Li Ye, Wang Chunliu, Zong Shiyu, Qi Jianping, Dong Xiaochun, Zhao Weili, Wu Wei, Fu Qiang, Lu Yi, Chen Zhongjian
J Biomed Nanotechnol. 2019 Apr 1;15(4):686-702. doi: 10.1166/jbn.2019.2724.
Nasal drug delivery is a fascinating approach to bypass the blood-brain barrier, which instead directly transports drug molecules to the brain from the nasal cavity along the olfactory and trigeminal nerves. However, the feasibility of nose-to-brain transportation of intact nanoparticles and the possible corresponding pathways remain poorly understood. The purpose of the present study is to explore the intranasal fate of curcumin (Cur)-loaded polycaprolactone nanoparticles (PCL NPs) via fluorescent bioimaging strategies. The behavior of intact nanoparticles was tracked by aggregation-caused quenching (ACQ) probes, which provide on-to-off fluorescent switching from loaded to released states. Evidence for the translocation of intact nanoparticles and Cur was collected either via live imaging or histological examination in rats after nasal administration. Intact PCL NPs, irrespective of whether or not they are PEGylated, cannot enter into the olfactory bulb from the nasal cavity, whereas free Cur molecules that are released from the nanoparticles can diffuse into the olfactory bulb. Both PCL NPs and PEGylated PCL NPs carrying Cur can permeate into the mucosa and the trigeminal nerves. Although PEGylation improves the nasal retention of NPs and mucus-penetration, it reduces permeation of NPs into the trigeminal nerves. Transportation of NPs along the trigeminal nerves is slow. Neither the carriers nor the Cur signals are found in the brain at 1 h post-administration. However, starting at 2 h post-administration, both intact nanoparticles and Cur are transported into the brainstem, as exemplified by the presence of Cur-loaded PEGylated PCL NPs. Nanoparticles reaching the brainstem can further distribute to other parts of the brain such as the middle brain. We conclude that the trigeminal nerve pathway, instead of the olfactory nerve route, dominates the nose-to-brain delivery of intact polymeric nanoparticles.
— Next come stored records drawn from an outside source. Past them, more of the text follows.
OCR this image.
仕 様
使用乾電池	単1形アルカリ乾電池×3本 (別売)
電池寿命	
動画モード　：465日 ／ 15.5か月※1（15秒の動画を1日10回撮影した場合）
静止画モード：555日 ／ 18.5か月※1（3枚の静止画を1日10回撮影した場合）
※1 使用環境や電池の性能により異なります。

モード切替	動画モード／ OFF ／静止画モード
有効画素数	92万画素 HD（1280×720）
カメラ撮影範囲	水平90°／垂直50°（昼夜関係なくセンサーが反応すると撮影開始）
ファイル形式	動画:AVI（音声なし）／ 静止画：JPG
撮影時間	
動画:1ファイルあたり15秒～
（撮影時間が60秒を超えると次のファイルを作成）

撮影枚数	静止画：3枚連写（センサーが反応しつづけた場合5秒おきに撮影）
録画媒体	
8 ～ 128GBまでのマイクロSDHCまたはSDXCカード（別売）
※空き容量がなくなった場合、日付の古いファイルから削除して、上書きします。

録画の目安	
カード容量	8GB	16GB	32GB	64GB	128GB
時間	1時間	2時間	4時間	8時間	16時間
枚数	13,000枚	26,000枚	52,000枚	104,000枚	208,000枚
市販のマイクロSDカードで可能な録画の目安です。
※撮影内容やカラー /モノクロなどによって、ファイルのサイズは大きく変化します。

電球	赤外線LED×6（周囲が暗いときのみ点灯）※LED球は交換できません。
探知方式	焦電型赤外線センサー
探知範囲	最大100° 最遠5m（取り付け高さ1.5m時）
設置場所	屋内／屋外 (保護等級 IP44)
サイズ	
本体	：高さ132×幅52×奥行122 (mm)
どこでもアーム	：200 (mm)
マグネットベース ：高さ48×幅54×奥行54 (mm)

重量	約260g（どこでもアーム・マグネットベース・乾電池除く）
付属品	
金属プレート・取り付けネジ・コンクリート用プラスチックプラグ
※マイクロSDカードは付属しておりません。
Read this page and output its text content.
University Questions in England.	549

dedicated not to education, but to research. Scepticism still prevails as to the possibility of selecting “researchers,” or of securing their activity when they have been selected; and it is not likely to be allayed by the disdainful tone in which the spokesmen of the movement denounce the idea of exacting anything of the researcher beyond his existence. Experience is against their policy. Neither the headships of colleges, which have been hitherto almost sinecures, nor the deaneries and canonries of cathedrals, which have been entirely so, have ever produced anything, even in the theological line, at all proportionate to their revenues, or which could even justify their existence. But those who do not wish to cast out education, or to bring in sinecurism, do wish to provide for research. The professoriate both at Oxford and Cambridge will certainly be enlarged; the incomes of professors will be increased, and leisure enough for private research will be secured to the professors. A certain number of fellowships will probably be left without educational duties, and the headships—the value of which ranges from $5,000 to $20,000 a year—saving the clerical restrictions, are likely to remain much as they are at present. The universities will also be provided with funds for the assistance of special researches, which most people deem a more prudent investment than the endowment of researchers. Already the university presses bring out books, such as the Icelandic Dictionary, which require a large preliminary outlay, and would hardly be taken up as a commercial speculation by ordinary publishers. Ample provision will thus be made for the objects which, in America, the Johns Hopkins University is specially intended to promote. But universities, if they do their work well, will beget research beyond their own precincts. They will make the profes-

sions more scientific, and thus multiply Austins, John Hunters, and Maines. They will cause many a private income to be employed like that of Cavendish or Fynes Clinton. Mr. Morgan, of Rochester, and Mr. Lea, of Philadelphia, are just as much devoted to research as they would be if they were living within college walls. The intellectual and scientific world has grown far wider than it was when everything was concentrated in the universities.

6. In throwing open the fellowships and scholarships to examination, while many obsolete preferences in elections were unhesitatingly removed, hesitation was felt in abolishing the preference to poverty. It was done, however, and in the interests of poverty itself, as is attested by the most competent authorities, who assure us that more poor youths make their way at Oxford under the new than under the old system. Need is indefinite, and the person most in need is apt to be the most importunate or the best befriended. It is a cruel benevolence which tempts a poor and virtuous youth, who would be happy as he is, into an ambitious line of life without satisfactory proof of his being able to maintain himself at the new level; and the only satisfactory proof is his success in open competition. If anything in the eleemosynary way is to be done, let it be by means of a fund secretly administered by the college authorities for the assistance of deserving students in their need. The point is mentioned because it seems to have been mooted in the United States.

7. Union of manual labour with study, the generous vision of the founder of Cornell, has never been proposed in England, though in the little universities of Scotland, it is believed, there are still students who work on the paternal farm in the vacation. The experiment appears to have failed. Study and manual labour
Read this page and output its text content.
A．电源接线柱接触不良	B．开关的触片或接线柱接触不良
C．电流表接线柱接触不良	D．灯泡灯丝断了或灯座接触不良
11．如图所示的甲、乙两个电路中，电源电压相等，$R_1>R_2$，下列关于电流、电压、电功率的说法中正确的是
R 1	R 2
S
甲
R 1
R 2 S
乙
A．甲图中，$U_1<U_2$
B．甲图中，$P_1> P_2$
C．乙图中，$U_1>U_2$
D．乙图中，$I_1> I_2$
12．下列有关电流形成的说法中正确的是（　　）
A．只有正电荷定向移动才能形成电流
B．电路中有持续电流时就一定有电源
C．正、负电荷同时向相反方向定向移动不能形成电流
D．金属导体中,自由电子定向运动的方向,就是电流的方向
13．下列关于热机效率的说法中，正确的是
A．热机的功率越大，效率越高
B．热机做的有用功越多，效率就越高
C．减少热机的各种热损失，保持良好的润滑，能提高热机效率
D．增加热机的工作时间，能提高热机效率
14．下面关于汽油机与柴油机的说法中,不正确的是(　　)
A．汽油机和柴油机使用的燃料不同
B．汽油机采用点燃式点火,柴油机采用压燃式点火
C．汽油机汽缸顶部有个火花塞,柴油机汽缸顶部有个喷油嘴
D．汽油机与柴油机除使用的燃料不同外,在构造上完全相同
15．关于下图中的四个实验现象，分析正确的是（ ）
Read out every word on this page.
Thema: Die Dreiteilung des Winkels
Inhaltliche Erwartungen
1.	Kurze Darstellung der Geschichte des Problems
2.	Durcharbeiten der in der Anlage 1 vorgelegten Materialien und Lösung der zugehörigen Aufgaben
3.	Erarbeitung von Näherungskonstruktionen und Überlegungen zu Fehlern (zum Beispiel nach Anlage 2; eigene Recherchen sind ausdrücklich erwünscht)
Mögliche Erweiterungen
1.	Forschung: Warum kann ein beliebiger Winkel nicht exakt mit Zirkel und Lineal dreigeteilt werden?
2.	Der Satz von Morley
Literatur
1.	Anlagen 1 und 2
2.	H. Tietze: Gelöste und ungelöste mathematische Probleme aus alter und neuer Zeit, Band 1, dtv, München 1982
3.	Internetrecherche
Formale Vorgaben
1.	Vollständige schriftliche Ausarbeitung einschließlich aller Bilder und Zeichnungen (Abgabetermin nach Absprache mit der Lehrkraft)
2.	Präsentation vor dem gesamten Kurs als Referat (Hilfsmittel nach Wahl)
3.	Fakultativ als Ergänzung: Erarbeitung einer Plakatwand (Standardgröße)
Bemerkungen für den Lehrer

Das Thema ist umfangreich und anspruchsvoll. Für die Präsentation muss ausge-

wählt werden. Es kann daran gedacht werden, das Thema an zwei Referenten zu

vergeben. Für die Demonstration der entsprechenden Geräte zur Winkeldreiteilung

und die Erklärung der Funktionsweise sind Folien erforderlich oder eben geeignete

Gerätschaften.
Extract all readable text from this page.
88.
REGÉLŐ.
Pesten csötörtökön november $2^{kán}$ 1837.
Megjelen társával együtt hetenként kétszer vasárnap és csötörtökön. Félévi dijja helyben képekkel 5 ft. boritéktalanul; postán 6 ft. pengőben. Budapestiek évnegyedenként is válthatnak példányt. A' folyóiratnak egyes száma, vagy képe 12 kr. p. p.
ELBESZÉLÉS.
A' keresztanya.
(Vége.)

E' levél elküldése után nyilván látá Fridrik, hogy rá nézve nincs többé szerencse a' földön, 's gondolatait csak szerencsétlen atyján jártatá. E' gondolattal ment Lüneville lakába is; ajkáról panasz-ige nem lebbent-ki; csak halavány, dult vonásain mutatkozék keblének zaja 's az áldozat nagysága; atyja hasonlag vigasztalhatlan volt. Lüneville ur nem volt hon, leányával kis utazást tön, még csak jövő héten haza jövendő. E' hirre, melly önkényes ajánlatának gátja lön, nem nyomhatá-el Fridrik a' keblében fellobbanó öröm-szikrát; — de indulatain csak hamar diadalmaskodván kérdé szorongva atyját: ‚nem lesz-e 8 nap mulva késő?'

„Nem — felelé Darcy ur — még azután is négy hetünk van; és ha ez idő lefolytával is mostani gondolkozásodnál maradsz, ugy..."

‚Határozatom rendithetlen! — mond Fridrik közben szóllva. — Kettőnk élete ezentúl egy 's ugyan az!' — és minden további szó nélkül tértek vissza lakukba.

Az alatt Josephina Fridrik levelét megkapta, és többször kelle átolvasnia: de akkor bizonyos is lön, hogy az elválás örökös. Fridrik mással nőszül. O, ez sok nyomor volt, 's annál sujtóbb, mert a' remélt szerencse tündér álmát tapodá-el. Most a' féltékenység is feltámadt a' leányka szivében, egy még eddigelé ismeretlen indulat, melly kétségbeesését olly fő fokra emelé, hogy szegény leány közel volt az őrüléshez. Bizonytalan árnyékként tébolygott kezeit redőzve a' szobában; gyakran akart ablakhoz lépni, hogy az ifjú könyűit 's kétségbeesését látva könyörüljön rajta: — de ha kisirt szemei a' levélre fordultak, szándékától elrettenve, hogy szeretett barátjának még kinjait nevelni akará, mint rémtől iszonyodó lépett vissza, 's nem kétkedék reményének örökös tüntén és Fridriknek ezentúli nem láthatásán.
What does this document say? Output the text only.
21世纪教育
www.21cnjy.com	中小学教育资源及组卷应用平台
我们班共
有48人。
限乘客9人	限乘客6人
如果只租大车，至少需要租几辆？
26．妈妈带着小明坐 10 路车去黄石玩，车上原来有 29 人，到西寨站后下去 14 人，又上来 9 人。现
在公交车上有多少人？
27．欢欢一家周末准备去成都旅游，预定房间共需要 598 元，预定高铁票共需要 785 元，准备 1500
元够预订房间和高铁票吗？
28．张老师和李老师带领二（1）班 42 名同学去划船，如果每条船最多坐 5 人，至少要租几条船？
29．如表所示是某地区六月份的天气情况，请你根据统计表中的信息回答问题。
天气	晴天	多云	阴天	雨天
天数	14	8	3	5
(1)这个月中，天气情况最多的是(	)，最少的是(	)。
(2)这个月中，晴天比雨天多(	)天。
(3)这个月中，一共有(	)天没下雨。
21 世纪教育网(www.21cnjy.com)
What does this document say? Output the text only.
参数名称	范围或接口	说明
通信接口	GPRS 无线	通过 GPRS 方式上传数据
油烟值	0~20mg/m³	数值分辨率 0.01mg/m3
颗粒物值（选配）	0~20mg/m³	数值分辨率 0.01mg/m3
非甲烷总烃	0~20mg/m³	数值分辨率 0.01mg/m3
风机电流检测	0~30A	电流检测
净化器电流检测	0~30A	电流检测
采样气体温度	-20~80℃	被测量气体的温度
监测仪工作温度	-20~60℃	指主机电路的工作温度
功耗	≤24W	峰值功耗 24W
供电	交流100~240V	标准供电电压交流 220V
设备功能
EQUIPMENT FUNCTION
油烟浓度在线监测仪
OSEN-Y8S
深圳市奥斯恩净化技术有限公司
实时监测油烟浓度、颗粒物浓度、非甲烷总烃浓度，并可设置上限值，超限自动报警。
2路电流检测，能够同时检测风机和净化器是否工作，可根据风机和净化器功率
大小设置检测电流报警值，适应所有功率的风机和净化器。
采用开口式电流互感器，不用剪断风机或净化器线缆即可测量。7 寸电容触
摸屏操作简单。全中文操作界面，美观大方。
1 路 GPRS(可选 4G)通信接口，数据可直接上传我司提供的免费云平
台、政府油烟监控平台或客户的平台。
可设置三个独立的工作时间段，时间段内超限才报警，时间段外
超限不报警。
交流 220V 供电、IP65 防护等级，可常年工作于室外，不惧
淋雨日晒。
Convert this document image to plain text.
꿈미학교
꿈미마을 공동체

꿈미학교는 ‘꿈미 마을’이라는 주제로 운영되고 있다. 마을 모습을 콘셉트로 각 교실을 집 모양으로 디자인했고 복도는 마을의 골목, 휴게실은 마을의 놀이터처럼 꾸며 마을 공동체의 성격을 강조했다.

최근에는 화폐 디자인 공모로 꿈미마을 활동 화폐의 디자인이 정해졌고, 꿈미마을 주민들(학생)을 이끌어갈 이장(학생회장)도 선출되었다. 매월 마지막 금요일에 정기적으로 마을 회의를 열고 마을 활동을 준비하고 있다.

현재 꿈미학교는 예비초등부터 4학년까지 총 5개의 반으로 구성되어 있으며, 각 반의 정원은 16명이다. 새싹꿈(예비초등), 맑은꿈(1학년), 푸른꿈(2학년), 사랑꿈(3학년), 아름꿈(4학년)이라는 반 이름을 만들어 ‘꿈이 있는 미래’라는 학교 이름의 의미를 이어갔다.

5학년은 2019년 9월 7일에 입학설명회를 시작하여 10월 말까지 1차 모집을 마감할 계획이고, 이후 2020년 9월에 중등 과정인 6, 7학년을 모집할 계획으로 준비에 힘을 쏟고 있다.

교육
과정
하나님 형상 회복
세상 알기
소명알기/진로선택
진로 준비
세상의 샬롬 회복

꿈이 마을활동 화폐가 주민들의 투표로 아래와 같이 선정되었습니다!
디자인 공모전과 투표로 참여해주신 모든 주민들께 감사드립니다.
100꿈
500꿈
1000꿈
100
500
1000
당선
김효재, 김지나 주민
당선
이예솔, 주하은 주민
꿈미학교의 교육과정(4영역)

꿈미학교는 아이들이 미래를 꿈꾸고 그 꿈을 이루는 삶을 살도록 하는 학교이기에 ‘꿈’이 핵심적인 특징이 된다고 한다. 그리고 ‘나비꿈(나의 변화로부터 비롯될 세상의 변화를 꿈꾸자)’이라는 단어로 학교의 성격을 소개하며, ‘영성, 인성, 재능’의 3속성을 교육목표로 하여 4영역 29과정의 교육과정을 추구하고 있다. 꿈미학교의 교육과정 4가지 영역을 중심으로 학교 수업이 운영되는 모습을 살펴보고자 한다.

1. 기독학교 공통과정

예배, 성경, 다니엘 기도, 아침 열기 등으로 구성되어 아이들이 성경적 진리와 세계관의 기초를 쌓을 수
鼻腔给药是一种绕过血脑屏障的迷人方法,它能直接将药物分子从鼻腔沿嗅神经和三叉神经输送到大脑。然而,完整纳米颗粒鼻脑转运的可行性以及可能的相应途径仍知之甚少。本研究的目的是通过荧光生物成像策略探索载有姜黄素(Cur)的聚己内酯纳米颗粒(PCL NPs)的鼻腔命运。完整纳米颗粒的行为通过聚集猝灭(ACQ)探针进行追踪,该探针可提供从负载状态到释放状态的荧光开关。通过鼻腔给药后大鼠的活体成像或组织学检查收集完整纳米颗粒和Cur转运的证据。无论是否聚乙二醇化,完整的PCL NPs都不能从鼻腔进入嗅球,而从纳米颗粒中释放的游离Cur分子可以扩散到嗅球中。携带Cur的PCL NPs和聚乙二醇化PCL NPs都可以渗透到黏膜和三叉神经中。尽管聚乙二醇化提高了纳米颗粒在鼻腔的滞留率和黏液穿透性,但它降低了纳米颗粒向三叉神经的渗透。纳米颗粒沿三叉神经的转运较慢。给药后1小时在大脑中未发现载体或Cur信号。然而,从给药后2小时开始,完整的纳米颗粒和Cur都被转运到脑干,以载有Cur的聚乙二醇化PCL NPs的存在为例。到达脑干的纳米颗粒可以进一步分布到大脑的其他部位,如中脑。我们得出结论,三叉神经途径而非嗅神经途径主导了完整聚合物纳米颗粒的鼻脑递送。